Amerika Birleşik Devletleri Başkan Yardımcılığına aday olan Tim Walz ve JD Vance, 2024 başkanlık kampanyasının son tartışmalarından biri olabilecek bir karşılaşmada Salı akşamı karşı karşıya geldi.
Adaylar, göçten iklim değişikliğine kadar birçok konuda sıcak tartışmalar yaptılar, ancak saldırılarının büyük kısmını birbirlerine değil, Başkanlık adayları Donald Trump ve Kamala Harris’e yönelttiler.
Bu, ABD’deki çoğu seçmenin oyunu başkan yardımcısına dayalı olarak kullanmadığının ve başkan yardımcısı adayının, birlikte koştuğu adayın saldırı köpeği olarak tarihi rolünün bir yansımasıydı.
Seçim Günü’nden önce politik takvimde başka tartışma yok. Salı günkü karşılaşma, İran’ın İsrail’e füzeler fırlatmasıyla birlikte yarışın küresel risklerinin tekrar yükselmesiyle gerçekleşti.
Orta Doğu’daki tırmanmaya farklı yaklaşımlar
İran’ın Salı günü İsrail’e yaptığı balistik füze saldırısı, dış politika konusunda Demokratik ve Cumhuriyetçi biletler arasında bir karşıtlık yarattı: Walz, Harris altında “istikrarlı liderlik” sözü verirken, Vance Trump Beyaz Saray’a dönerse “güç yoluyla barış” vaadinde bulundu.
Walz, “Burada temel olan şey, istikrarlı liderliğin önemli olacağıdır” dedi ve ardından “neredeyse 80 yaşındaki Donald Trump’ın kalabalık boyutları hakkında konuştuğunu” ve küresel krizlere tweet atarak yanıt verdiğini belirtti.
Vance ise, Trump döneminde İran’a karşı “etkili caydırıcılık” vaadinde bulundu ve Walz’ın Trump’a yönelik eleştirisine yanıt olarak Harris’i ve Biden yönetimindeki rolünü hedef aldı.

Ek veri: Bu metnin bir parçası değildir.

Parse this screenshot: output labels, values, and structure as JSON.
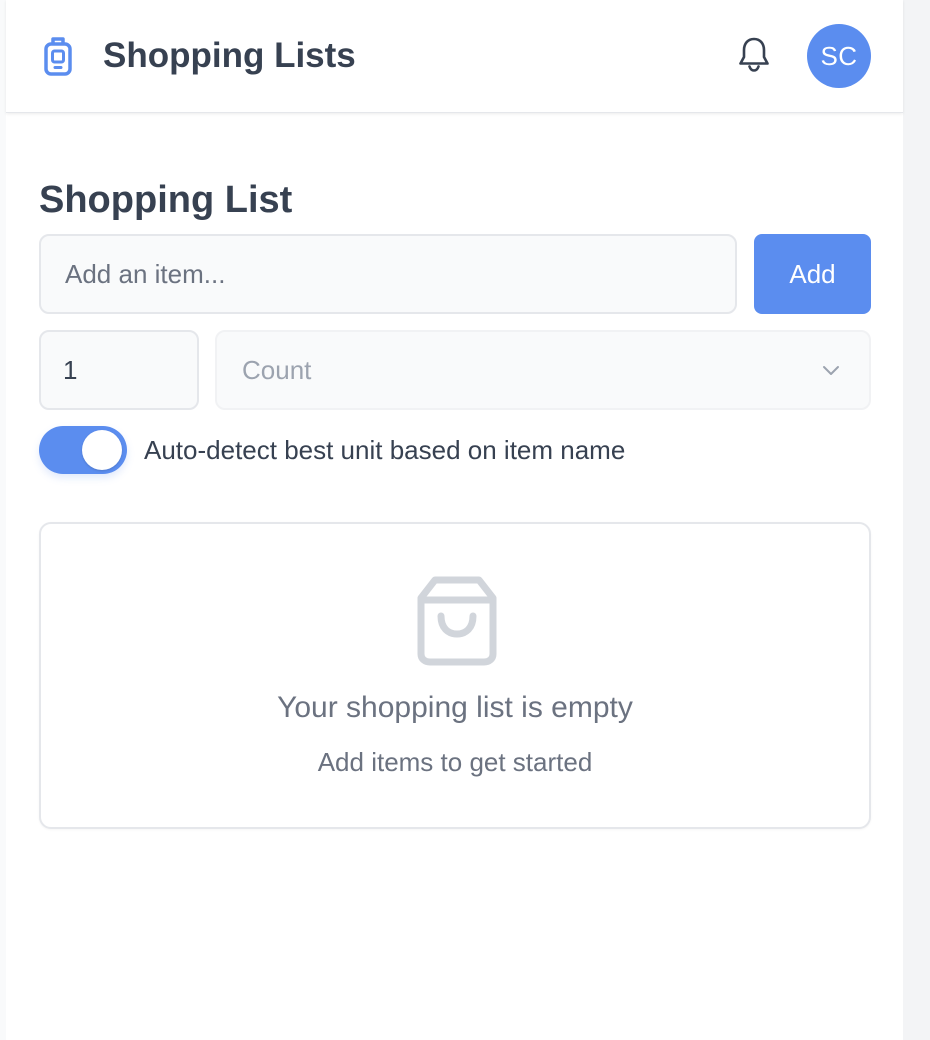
{
  "header": {
    "app_title": "Shopping Lists",
    "user_initials": "SC"
  },
  "main": {
    "title": "Shopping List",
    "item_input": {
      "placeholder": "Add an item...",
      "value": ""
    },
    "add_button_label": "Add",
    "quantity_value": "1",
    "unit_select": {
      "selected": "Count"
    },
    "auto_detect": {
      "label": "Auto-detect best unit based on item name",
      "enabled": true
    },
    "empty_state": {
      "title": "Your shopping list is empty",
      "subtitle": "Add items to get started"
    }
  },
  "icons": [
    "shopping-list-logo-icon",
    "bell-icon",
    "chevron-down-icon",
    "shopping-bag-icon"
  ],
  "colors": {
    "accent": "#5b8def",
    "text": "#374151",
    "muted": "#6b7280",
    "placeholder": "#9ca3af",
    "border": "#e5e7eb",
    "icon_gray": "#d1d5db"
  }
}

Kasırga Helene, iklim değişikliği üzerine bir tartışma başlattı
Kasırga Helene’nin neden olduğu yıkımın ardından, Vance iklim değişikliği hakkında bir soruyu yanıtladı ve Trump’ın küresel ısınmanın “bir aldatmaca” olduğu yönündeki geçmiş iddialarını dolambaçlı bir şekilde geçerek istihdam ve imalat ile ilgili bir cevap verdi.
Vance, iklim değişikliğiyle mücadelenin en iyi yolunun daha fazla imalatı Amerika Birleşik Devletleri’ne taşımak olduğunu savundu, çünkü ülke dünyanın en temiz enerji ekonomisine sahip. Bu, Trump’ın yönetimi sırasında ABD’nin uluslararası Paris iklim anlaşmalarından çekilmesinin ardından, küresel bir krize belirgin şekilde içsel bir yaklaşım oldu.
Walz da iklim değişikliği odaklı yaklaşımını içe dönük tutarak, Biden yönetiminin yenilenebilir enerji yatırımlarını ve rekor seviyedeki petrol ve doğal gaz üretimini övdü. Walz, “Gelecekte enerji süper gücü haline geldiğimizi görebilirsiniz” dedi.
Bu, yaygın ve karamsar bir küresel sorun hakkında kesinlikle iyimser bir görüş oldu.